Philipp ist definitiv einer meiner Lieblingsregisseure. Sein Perfektionismus, sein ewiges – immer ergebnisorientiertes – Suchen, seine Liebe zur Wahrheit, sein genauer Blick, aber auch sein Humor, das alles ist mir sehr nah. Ich bewundere ihn für seine Gabe, Geschichten zu erzählen, Schauspieler zu führen und zu begeistern. Sein Enthusiasmus ist für mich extrem inspirierend. Mit ihm als Regisseur habe ich immer das Gefühl, körperlich und geistig über mich hinauszuwachsen. Zudem fühle ich mich bei ihm aufgehoben wie selten sonst. Am Set sind wir uns sehr nah.

Wo verorten Sie den Film "Auf kurze Distanz" in Ihrem beruflichen Schaffen?

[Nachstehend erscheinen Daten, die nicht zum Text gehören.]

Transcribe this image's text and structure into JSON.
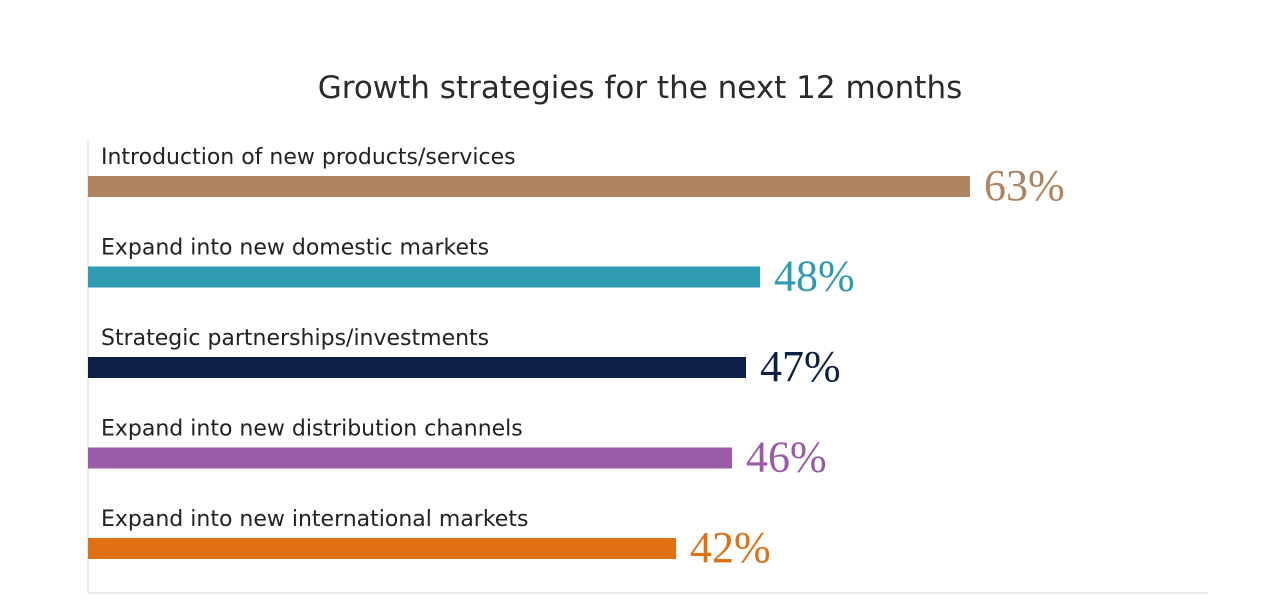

Jeder Film mit Philipp ist für mich ein ganz besonderer. Auch bin ich dankbar, Edin kennengelernt zu haben. Mit ihm zu spielen, ist für einen Schauspieler ein unglaubliches Glück. Er ist unfassbar talentiert, er überrascht mich ständig, was mir sehr hilft, weil ich viel Energie für mein eigenes Spiel von meinen Kollegen ziehe. Ob der Film bleibt, wird Publikum und Kritik entscheiden müssen. Dazu kann ich als Beteiligter keine Prognose machen. Aber wie auch immer er aufgenommen wird, mir gefällt er sehr und ich bin dankbar und stolz, dabei gewesen zu sein.